Wildlife has thrived in our nature reserves and country parks and in our most urban site at Yeovil Country Park, we received reports of several pheasants at Wyndham Hill and deer grazing alongside the River Yeo which is a rare occurrence.
The cygnets at Ninesprings have been the real stars of the show, although it was very disheartening to see the swans lose so many to natural causes so early on. The remaining cygnet fondly known as ‘the magnificent one’ is now watched over by its devoted parents and the adoring public, who alert the rangers of any problems they see. And the swans have company, as there are also families of moorhens and mandarin ducks who are raising their families under the watchful eye of the rangers and public and are doing really well.
But it’s not just been wildlife that has been able to thrive; road verges have also been full of colour and life. Verges full of cow parsley, buttercups, dandelions, red campion and greater stitchwort provide a much needed source of nectar for the early emerging insects. Bluebells under hedgerows were indicative of a time past when the hedgerows trees were part of an ancient woodland, now long forgotten and turned into pasture or arable fields. Viewed from the car, often on commutes to work, these road verges may be the only connection that some people have with nature in their daily routines.
During the time when lockdown measures were most imposed in April, we also saw a reduction in the levels of Nitrogen dioxide, which is a vehicle pollutant, compared to the previous years data. We routinely monitor air pollution within Yeovil and there are twenty sites scattered around the town which use diffusion tubes to collect and measure the concentration of Nitrogen dioxide in the air.

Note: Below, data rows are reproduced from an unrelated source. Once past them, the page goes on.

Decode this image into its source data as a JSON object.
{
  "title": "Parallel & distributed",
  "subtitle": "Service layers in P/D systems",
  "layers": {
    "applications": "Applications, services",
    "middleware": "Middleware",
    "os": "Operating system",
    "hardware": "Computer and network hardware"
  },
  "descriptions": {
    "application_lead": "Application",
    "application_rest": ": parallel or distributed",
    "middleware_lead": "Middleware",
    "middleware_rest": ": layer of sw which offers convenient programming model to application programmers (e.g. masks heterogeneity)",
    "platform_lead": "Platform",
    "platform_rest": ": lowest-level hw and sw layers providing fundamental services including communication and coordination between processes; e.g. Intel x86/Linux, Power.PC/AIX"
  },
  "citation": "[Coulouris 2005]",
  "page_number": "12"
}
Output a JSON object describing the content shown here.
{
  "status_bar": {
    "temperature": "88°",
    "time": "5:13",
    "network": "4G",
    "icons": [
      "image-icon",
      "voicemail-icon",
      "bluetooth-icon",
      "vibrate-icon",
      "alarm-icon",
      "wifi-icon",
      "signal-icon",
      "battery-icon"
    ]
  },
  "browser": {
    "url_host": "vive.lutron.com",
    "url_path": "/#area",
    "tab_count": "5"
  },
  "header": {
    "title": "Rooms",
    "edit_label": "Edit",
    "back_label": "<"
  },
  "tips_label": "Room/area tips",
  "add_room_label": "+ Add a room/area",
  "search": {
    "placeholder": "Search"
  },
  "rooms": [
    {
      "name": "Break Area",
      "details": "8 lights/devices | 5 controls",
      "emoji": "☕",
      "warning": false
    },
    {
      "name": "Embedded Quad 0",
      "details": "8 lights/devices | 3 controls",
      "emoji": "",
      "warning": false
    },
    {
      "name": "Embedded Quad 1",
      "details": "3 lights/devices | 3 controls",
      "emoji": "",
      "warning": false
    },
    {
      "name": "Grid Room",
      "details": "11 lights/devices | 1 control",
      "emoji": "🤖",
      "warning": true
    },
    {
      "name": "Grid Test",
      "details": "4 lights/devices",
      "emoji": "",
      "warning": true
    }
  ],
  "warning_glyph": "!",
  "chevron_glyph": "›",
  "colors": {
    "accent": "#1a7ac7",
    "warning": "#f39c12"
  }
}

There has been a 40 – 60% reduction in pollution levels with some of the larger drops seen in the residential areas near the busiest roads.
Speaking about the easing of lockdown measures and visiting the different countryside sites in South Somerset, South Somerset District Council’s Countryside Manager, Rachael Whaites, said: “Now that we are allowed to venture further afield, we hope that this new found appreciation of wildlife will continue with people willing to travel less and respecting the natural environment. We have seen a big increase lately in visitors to our Country Parks and nature reserves and we welcome those who are respectful and considerate.”
If visiting any of our wonderful countryside sites, we offer the following advice;
- Remain alert and socially distanced
- Remember to keep to paths
- Put your dog on a lead when required and comply with the Countryside Code at all times
- BBQs are not to be used on any of our South Somerset sites for fear of fire risk
Councillor Sarah Dyke, portfolio holder for Environment at South Somerset District Council, added: “Let’s make the best of these difficult times. Nature has been here for us and now it’s our turn to be here for nature so please be respectful when visiting our sites but most importantly, enjoy the surroundings and let’s help to make sure the sites stay clean, tidy and can thrive for everyone to enjoy.”
South Somerset District Council is committed to supporting initiatives that can boost biodiversity and wildlife wherever we can. Proud of our heritage in creating award-winning open spaces – we have been awarded 3 Green Flag Awards at Country Parks and local nature reserves – and continue to work to this standard to provide natural greenspaces for people and nature. We are so lucky to live in this beautiful part of the world, so let’s work together to keep it that way.